I am trying to solve the following problem.
Let $(a_n)$ be a positive sequence. Prove that
$$\dfrac {1}{\lim \sup a_n} = \lim \inf \left( \dfrac {1}{a_n} \right)$$ in the sense that if one side lies in $(0, \infty)$, then so does the other and the two sides are equal.
I am not really sure how to approach the last sentence.
Assuming everything exists, I believe that this problem comes down to showing that if $A$ is a set of positive numbers, then $$\inf \dfrac {1}{A} = \dfrac {1}{\sup A}$$
where $\frac{1}{A} = \left\{\frac{1}{a} \mid a \in A \right\}$.

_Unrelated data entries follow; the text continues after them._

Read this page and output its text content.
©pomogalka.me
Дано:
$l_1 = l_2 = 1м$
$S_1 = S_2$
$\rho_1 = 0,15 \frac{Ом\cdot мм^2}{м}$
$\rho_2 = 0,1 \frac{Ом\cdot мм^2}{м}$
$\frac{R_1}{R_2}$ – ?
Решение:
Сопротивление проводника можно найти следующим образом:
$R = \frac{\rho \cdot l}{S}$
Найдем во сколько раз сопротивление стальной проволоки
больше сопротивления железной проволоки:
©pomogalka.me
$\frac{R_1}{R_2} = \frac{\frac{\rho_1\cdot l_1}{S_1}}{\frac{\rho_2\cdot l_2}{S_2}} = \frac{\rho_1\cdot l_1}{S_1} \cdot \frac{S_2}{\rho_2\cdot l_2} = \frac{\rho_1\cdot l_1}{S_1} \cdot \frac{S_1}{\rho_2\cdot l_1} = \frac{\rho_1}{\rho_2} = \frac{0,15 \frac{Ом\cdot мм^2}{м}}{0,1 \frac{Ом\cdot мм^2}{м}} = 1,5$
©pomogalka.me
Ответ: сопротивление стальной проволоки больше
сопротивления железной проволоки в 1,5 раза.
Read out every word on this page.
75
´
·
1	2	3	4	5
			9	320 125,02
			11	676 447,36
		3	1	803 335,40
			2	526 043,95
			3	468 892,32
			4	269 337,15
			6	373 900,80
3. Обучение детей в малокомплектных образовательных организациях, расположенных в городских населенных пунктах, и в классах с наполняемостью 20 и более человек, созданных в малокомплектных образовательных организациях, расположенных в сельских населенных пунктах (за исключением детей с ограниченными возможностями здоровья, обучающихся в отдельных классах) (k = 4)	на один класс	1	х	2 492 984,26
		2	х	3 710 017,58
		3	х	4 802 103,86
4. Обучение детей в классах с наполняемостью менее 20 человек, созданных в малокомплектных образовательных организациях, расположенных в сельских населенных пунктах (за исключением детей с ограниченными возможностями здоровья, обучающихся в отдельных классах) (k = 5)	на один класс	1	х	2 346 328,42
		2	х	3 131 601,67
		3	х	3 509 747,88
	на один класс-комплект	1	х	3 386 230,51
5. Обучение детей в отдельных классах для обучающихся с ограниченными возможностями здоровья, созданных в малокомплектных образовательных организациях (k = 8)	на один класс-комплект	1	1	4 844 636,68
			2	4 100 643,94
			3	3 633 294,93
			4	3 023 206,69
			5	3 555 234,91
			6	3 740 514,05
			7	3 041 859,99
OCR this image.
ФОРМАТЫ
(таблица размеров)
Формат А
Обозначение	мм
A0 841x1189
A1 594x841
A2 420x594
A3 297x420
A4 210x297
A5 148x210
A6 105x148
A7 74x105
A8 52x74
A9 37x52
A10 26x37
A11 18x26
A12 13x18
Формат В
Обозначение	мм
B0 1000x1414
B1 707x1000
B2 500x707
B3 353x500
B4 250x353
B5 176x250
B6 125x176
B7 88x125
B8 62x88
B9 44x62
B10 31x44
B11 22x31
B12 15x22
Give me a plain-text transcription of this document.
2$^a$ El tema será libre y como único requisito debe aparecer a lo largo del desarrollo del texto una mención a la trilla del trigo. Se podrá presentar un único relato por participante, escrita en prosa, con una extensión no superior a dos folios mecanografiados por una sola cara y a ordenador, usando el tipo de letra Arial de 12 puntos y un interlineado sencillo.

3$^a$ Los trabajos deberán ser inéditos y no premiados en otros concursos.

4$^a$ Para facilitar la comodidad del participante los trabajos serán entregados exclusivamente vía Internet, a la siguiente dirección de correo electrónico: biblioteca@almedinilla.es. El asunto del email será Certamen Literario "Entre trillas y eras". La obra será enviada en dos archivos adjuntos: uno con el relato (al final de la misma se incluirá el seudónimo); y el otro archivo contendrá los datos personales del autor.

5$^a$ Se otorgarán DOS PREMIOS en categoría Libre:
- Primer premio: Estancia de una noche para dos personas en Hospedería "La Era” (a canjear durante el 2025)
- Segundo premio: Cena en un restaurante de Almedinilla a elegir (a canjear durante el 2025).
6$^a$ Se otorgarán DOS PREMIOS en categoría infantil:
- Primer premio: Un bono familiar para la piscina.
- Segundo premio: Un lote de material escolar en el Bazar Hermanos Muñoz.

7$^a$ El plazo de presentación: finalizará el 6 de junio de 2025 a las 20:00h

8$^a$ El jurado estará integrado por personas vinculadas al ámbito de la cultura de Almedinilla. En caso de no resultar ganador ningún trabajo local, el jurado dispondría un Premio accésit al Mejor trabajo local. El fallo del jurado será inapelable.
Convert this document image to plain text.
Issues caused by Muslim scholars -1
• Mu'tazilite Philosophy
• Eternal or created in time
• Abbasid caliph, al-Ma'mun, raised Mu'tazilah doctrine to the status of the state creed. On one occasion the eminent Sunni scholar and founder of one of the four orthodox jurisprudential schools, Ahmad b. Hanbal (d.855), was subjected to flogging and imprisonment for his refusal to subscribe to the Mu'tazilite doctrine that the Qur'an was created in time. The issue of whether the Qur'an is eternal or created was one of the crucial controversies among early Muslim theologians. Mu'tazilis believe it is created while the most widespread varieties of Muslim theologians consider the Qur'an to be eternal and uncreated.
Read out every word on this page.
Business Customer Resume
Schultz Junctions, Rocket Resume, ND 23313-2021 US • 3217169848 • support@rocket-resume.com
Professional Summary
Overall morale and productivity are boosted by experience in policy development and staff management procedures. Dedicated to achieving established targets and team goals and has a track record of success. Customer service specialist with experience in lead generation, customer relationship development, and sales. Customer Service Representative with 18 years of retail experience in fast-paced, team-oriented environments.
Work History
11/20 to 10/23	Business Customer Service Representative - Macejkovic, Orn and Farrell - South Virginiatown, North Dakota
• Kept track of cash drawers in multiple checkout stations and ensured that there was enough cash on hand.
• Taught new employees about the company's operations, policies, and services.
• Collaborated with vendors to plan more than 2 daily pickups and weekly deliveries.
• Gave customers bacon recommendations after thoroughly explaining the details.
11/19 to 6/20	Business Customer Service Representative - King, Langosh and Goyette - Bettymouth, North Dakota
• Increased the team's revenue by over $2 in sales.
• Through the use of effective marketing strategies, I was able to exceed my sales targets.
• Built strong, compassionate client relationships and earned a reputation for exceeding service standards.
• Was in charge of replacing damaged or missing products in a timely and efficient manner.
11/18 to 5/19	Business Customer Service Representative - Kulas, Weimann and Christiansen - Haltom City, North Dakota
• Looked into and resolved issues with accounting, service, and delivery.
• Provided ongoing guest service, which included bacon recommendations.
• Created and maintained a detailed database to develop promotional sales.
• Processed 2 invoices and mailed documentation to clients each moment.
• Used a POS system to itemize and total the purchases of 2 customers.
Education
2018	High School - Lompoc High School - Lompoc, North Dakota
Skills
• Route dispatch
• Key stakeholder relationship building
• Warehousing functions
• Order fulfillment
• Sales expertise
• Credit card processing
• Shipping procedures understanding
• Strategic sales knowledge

I can prove that $\dfrac {1}{\sup A}$ is a lower bound for $1/A$, because for each $a \in A$ we have $a \le \sup A$, so $\frac 1a \ge \frac {1}{ \sup A}$. But I am having trouble proving that $\frac {1}{\sup A}$ is least among the upper bounds. I know that for $\epsilon > 0$, we have an $a \in A$ such that $\sup A - \epsilon < a \le \sup A$, but this turns into $$\dfrac {1}{\sup A - \epsilon} > a \ge \dfrac {1}{\sup A}$$ It makes sense that I can choose $\epsilon$ smaller and smaller and squeeze $a$ from above, but I don't know how to show it formally.
Any help is greatly appreciated.